# insulating a steep pitch roof upstairs



## dvcochran (Mar 5, 2014)

Thanks to everyone who submits advise. We live in middle TN in a cape cod style house with a 10/12 pitch roof. Originally the upstairs was unfinished so the floor was insulated. Several years ago I finished the upstairs. The rafters are 2x6 so the highest R value roll insulation that seemed to fit without being smashed down considerably was R13 with I ran from the ridge down to the soffit. It has knee walls on both sides, each about 5' tall then transitioning to the roof line then transitioning to a ceiling that is around 8' across. The small ceiling area has about 12" of insulation, it is as thick as I could go and not be higher than the ridge vents on each end of the house. The 2x4 knee walls are R13. Again, the rafters are insulated all the way. All the walls are sheetrock. The house has three dormers on the front and a salt box addition out the back roof so neither knee wall is "straight". Where I was able, I made storage areas and/or closets on the front side. The salt boxed area is a large bathroom and walk-in closet that extends to about 2' from the back wall of the house. Also on the back wall is a pull out book shelf and directly behind it sets the hvac air handler.

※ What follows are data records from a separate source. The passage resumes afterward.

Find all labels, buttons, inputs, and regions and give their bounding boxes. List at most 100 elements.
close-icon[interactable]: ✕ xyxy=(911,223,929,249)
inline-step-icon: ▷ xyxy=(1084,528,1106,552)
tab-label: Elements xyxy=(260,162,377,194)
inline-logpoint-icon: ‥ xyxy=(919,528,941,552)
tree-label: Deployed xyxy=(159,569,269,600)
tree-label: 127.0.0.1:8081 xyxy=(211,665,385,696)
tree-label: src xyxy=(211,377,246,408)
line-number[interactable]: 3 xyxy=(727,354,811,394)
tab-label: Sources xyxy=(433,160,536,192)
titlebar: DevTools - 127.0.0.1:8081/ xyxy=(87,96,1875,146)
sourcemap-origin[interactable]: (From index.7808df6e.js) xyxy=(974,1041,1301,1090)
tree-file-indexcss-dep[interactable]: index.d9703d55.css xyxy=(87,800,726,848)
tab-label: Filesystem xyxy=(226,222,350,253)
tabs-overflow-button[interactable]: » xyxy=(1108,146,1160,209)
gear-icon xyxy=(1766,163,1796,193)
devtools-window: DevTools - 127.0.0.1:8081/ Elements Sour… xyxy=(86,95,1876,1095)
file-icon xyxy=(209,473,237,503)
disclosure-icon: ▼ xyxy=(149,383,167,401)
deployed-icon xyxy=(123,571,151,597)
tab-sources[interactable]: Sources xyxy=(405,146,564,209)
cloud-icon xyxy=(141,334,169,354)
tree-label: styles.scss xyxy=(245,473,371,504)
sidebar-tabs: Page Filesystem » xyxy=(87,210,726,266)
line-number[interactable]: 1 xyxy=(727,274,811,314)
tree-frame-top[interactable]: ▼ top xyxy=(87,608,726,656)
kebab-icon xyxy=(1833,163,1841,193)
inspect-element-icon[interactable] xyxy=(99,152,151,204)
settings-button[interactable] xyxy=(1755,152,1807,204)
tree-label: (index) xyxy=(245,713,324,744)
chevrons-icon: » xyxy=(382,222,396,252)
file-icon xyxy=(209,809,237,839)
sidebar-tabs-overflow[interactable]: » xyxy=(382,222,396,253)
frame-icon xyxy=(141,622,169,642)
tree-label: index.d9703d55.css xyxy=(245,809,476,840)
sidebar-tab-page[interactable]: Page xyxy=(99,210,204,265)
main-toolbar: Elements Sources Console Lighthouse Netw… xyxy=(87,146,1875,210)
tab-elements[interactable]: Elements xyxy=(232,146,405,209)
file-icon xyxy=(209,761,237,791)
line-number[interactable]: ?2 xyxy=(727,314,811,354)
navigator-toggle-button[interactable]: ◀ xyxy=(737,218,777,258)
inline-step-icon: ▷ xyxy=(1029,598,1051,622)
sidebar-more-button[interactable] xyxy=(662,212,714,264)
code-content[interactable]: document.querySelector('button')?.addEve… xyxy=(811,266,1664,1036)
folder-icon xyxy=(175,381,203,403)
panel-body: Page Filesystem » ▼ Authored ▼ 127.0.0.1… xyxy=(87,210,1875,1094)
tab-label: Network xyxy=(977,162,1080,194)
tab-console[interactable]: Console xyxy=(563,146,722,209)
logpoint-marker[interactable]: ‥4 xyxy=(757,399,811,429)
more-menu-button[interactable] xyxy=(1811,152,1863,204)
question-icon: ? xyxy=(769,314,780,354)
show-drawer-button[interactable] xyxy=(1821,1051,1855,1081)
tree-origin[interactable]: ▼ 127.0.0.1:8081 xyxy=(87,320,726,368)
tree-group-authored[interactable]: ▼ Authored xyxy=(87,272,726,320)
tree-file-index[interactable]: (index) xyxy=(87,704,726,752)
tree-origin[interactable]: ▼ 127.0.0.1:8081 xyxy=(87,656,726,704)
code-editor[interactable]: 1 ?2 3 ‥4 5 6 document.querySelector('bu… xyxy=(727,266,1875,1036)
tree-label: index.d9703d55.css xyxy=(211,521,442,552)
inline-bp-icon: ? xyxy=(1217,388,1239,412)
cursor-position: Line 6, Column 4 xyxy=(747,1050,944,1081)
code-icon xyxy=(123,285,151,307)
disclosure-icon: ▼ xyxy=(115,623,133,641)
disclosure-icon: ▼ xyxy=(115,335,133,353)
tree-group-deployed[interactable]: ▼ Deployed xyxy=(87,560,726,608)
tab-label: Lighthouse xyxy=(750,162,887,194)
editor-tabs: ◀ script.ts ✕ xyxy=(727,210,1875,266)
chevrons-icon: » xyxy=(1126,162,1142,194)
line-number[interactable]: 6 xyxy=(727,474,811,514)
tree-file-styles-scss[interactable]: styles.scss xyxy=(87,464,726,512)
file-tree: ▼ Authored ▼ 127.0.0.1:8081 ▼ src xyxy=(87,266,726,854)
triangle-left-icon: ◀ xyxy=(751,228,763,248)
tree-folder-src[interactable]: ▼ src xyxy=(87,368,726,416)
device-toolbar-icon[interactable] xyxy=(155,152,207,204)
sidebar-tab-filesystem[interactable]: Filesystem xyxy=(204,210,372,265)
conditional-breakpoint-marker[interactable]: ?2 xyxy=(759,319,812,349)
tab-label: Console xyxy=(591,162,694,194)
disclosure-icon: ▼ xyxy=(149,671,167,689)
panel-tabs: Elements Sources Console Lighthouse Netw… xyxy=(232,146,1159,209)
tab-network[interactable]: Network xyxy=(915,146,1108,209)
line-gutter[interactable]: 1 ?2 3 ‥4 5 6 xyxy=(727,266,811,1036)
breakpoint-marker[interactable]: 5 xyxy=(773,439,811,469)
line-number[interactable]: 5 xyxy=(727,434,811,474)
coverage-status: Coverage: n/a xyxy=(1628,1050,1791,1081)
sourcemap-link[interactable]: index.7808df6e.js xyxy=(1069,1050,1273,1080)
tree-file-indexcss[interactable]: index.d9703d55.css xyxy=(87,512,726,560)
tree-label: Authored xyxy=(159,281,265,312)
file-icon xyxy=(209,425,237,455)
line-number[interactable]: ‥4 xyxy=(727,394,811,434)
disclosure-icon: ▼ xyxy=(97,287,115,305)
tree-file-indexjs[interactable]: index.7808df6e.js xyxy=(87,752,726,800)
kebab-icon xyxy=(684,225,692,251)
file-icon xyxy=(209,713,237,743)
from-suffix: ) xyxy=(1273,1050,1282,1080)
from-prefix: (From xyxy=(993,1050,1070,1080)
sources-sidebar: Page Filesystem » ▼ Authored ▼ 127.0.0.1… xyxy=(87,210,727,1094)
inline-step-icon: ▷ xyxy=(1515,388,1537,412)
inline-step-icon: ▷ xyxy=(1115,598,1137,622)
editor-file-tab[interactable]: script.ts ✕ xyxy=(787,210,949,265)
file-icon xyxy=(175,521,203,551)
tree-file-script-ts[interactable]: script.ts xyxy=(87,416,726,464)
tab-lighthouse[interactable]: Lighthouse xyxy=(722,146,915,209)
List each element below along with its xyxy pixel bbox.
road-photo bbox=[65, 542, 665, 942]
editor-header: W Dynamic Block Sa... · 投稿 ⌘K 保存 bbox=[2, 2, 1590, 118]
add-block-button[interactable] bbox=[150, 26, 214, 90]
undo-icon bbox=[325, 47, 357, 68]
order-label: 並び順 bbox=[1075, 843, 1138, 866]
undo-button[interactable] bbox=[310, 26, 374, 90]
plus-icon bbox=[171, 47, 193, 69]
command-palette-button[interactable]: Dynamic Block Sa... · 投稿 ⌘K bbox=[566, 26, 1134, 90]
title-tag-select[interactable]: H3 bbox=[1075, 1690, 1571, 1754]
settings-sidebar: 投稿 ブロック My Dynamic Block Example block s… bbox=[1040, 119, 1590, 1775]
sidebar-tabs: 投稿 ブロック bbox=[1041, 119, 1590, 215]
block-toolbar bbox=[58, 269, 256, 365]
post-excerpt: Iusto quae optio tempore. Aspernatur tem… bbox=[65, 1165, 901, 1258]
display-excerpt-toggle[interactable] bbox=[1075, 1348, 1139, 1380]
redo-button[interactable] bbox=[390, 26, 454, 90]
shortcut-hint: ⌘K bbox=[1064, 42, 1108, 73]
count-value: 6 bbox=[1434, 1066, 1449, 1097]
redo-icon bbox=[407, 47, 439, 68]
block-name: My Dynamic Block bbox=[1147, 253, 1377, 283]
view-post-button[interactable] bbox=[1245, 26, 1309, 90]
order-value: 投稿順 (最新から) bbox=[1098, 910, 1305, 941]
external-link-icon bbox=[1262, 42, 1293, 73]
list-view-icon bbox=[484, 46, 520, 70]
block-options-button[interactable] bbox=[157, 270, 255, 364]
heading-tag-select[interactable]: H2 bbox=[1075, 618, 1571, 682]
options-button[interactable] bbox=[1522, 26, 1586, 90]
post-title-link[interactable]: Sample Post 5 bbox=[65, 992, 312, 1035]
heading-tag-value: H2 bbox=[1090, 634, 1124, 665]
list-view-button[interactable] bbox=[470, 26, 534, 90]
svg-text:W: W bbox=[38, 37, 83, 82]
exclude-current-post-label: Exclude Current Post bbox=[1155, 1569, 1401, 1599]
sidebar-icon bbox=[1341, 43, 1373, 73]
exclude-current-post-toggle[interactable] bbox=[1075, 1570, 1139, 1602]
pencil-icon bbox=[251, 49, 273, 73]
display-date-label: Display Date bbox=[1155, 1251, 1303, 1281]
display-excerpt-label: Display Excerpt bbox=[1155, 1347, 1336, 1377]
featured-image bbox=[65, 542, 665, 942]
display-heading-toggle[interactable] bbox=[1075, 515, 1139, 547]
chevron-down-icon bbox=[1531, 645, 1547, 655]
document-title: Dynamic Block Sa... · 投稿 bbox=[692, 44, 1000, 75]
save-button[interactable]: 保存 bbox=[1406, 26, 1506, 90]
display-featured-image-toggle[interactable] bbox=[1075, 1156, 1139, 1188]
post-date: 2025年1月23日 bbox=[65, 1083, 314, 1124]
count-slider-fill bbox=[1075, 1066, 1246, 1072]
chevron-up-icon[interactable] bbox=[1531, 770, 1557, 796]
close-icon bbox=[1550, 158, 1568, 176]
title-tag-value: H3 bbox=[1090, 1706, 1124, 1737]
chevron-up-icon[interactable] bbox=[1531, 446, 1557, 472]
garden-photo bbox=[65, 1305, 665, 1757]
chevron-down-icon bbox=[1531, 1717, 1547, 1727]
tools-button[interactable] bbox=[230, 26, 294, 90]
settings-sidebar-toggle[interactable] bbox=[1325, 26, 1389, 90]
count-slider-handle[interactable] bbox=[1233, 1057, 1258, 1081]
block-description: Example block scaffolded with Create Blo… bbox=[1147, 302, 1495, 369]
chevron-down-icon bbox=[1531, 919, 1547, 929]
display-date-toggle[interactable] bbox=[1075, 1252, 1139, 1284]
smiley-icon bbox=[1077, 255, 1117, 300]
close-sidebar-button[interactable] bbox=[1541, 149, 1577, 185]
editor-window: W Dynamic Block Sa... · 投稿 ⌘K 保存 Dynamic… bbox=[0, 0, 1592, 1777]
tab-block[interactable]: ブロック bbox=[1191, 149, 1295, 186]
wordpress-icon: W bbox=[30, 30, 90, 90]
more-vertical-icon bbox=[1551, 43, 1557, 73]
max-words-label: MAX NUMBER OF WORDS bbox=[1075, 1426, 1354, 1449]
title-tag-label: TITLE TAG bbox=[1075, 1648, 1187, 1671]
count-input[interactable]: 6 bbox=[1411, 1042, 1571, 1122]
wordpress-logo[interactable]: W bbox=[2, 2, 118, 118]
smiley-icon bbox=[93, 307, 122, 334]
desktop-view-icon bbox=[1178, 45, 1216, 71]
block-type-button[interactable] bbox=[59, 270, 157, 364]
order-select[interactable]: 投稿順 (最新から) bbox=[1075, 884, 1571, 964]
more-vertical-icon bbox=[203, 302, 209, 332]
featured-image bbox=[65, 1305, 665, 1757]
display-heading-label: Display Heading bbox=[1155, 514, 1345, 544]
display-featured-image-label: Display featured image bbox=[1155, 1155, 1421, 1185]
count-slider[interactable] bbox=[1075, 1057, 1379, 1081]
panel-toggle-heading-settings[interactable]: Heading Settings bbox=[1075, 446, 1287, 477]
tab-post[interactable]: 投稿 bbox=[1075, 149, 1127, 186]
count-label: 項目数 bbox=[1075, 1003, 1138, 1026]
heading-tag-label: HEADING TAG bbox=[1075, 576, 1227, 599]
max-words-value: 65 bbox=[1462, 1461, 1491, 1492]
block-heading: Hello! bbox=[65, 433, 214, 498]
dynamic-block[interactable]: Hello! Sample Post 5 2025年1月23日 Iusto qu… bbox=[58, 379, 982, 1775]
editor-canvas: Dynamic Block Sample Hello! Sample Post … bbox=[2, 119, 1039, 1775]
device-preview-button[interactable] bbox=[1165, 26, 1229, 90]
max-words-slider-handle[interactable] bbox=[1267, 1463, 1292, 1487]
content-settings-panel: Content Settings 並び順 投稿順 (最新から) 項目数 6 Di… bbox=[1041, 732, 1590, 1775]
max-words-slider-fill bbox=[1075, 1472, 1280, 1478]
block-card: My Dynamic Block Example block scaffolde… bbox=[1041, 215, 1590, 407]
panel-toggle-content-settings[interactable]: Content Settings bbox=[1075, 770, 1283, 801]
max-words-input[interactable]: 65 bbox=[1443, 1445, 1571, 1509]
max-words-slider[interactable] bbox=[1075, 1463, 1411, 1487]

As best I can, I have went in and added another layer of R-13 (with the kraft face pointing toward the outside of the house) but there are some areas I just cannot get to because of the duct work. The house sets facing east so particularly the back of the house really gets hammered by the sun in the afternoon. 
My problem:
There is about 900 sq/ft upstairs and originally there was a 2-ton split unit heat pump installed. It was an R-22 system and in the summer was never able to keep up with the rise in temperature in the afternoon. Often the unit would run continuous from around noon to 7or 8pm. There would be a 6-10 degree rise in temperature above the setpoint which I set at 72 degrees so sometimes the upstairs would get up to 82 degrees making it uncomfortable, I think partly because of temperature but also because of humidity. 
Last winter the original unit failed. I replaced it with a 16 SEER 2.5 ton compressor with a 3 ton air handler. The hvac contractor said this is the max the ductwork can handle. It moves a LOT more air out the registers. This considerably helped the problem with afternoon temperature rise but not completely. Some days the new unit will run from around 1-2pm to 5-6pm however the rise in temperature over the setpoint doesn't exceed 5 degrees. I even tried a 1500 cfm attic fan (which is noisy) but it made zero difference making me think the heat is not coming from the roof area but instead the knee wall/rafter area. Is there anything I can do insulation-wise or other to remedy this problem or is this just life in the south? 
Thanks for the help.

David Cochran


----------



## Windows on Wash (Aug 30, 2011)

David there is a bunch you can do but Capes are tough to insulated well.

What is the condition of the roof? The reason that I ask is that the easiest want to insulated the slopes is from the top down.

Back the kneewalls and get them insulated and that should go a long way.

Don't start cranking on the attic fan unless you have proper intake and make up air.

How is the venting on the roof?


----------



## SeniorSitizen (Sep 10, 2012)

An interesting problem to say the least since my 2.5 ton AC does a reasonable job with a 1,700 sq. ft. ranch with less insulation than your cape. What is the orientation and size of the windows, the sq. ft. area and is the stairwell open or closed.


----------



## joecaption (Nov 30, 2011)

Adding you location to your profile will be a big help with questions like this.
Go to quick links to edit.
Unless you went with spray foam in those rafters you should have built them down enough to fit the proper amount of insulation and baffles against the sheathing for air flow from the soffits to the peak of the roof.
http://www.energystar.gov/index.cfm?c=home_sealing.hm_improvement_insulation_table


----------



## dvcochran (Mar 5, 2014)

*Insulating a steep pitched roof*

Thanks for the responses. I will try to answer the questions. The shingle roof is in very good condition only 5 years old. The roof has a full ridge vent and large louvers on each end so I feel ventilation is good. I also added a static vent out the wall in the largest area behind the knee wall. Also the soffit lets those areas breathe. As I said, it is impossible to get behind some of the knee wall. What I can get to I already added an extra layer of R-13. Doesn't sound very practical to insulate from the outside in.


----------



## dvcochran (Mar 5, 2014)

*Middle TN*

I already mentioned that I am in middle TN.


----------



## Gary in WA (Mar 11, 2009)

Joe reads too fast... lol. "ridge vents on each end of the house"---- so, R-13 instead of R-38 per code (minimum)....http://energycode.pnl.gov/EnergyCodeReqs/index.jsp?state=Tennessee

That could have something to do with it. Do you mean gable vents in the gable end walls or ridge vents on the peak of the roof?

The second layer shouldn't have a vapor retarder (asphalt paper) but not a biggie- pull it off if you can. 
Does the HVAC have an outside air supply or drawing from hot attic?

Gary


----------



## dvcochran (Mar 5, 2014)

*Insulating a steep pitched roof*

The roof has a continuous ridge vent (runs the full length of the ridge?). On each end of the house is a large gable vent. I don't know how to say this any different. The R-13 runs the full length of the 2x6 rafters. There is no way I could fit R-38 on the rafters without cramming it in which would defeat the purpose. Above the ceiling is over 12" of insulation which I am sure is more than R-38.
The HVAC return comes from the conditioned air inside the living space.

Thanks,
David Cochran


----------



## Gary in WA (Mar 11, 2009)

Yes, the sloped ceiling requires more than R-13, even it means furring down with new rafters/plywood gussets to stop your heat/cold extremes. As Joe said earlier. You could also add rigid foam board to the attic side of knee walls and cover if required by local AHJ.

Gary


----------